La loi de 2005, c’est le changement de regard sur le handicap. Une société qui gère dans des établissements spécialisés ses enfants handicapés et dans des établissements ordinaires ses enfants valides ne peut pas se préparer à une vie en commun, une vie en collectivité. Cela ne veut pas dire que tous les enfants vont aller à l’école ordinaire car il y a des situations de handicap très lourd. Cela veut dire que, à chaque fois que la société peut faire en sorte d’organiser une vie ensemble, dans laquelle on prépare nos enfants à comprendre la différence, à apprendre la tolérance et à voir dans le handicap une richesse, eh bien c’est une société qui se prépare à être une société moderne, une société solidaire. C’est cela tout l’esprit de la loi sur le handicap : c’est l’égal accès de tout à tous. Quand on est capable d’accueillir et de vivre ensemble, tout le monde est tiré vers le haut et tout le monde apprend à vivre malgré ses différences.
Le RSA « me confirme dans le choix que j’ai fait d’accompagner un gouvernement d’ouverture »
Lors du fameux débat entre Ségolène Royal et Nicolas Sarkozy entre les deux tours de la présidentielle, le 3 mai 2007, le moment fort avait été l’accrochage à propos des handicapés, la candidate socialiste accusant son opposant « d’immoralité du discours politique ». A l’époque, comment aviez-vous réagi devant votre téléviseur ?Maintenant on est dans l’après-présidentielle, l’après-débat. Moi aujourd’hui, je vois au quotidien un président de la République qui, avec beaucoup de sincérité, prend à cœur la question des personnes en situation de handicap, a mis cela au cœur de sa politique. Régulièrement il nous rappelle la nécessité d’avancer sur la scolarisation des enfants handicapés, la nécessité d’accompagner les plus fragiles d’entre nous. Toutes ces questions sont au cœur de notre projet de société.

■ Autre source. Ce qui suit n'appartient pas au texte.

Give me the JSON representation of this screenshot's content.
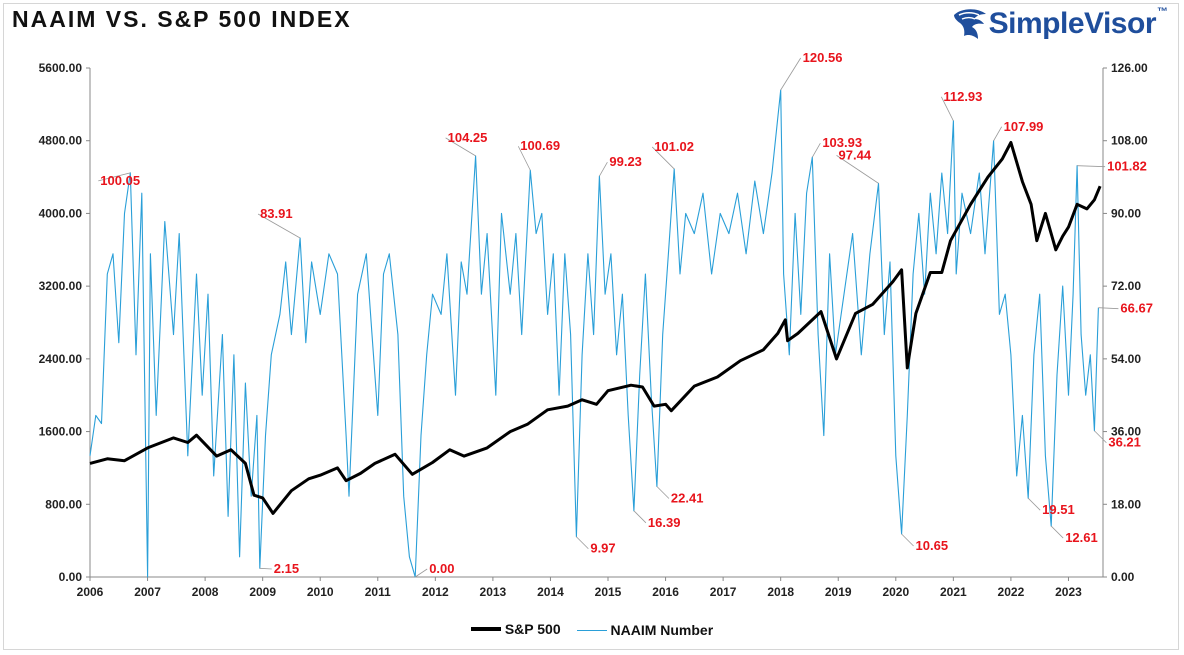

Vous avez soutenu la candidature de François Bayrou à cette présidentielle, avant de choisir Nicolas Sarkozy entre les deux tours. Pourquoi ?
Au second tour il fallait choisir entre rester dans le flou ou essayer d’agir. J’ai choisi d’être dans l’action. Aujourd’hui je fais entendre ma sensibilité politique dans le cadre de projets concrets et bénéfiques pour les plus fragiles d’entre nous. Et s’il y a une chose dont je suis certaine, c’est de la détermination et de la sincérité du président de la République dans son engagement pour le handicap. On ne peut pas les mettre en doute.
En mai dernier s’est créé le Nouveau Centre, dont vous êtes présidente déléguée, aux côtés notamment d’Hervé Morin, André Santini ou Christian Blanc. Comment un membre du Nouveau Centre se sent-il au sein de l’actuel gouvernement ?
Je me sens plus que jamais bien, en tant que Nouveau Centre, dans un gouvernement qui a fait un geste, en direction de la solidarité, remarquable. Le revenu de solidarité active (RSA) de Martin Hirsch me rassure et me confirme dans le choix que j’ai fait d’accompagner un gouvernement d’ouverture. Je suis très fière, avec ma sensibilité centriste, avec une vraie fibre sociale, de faire partie d’un gouvernement qui prend vraiment en compte la solidarité, comme il prend en compte le handicap.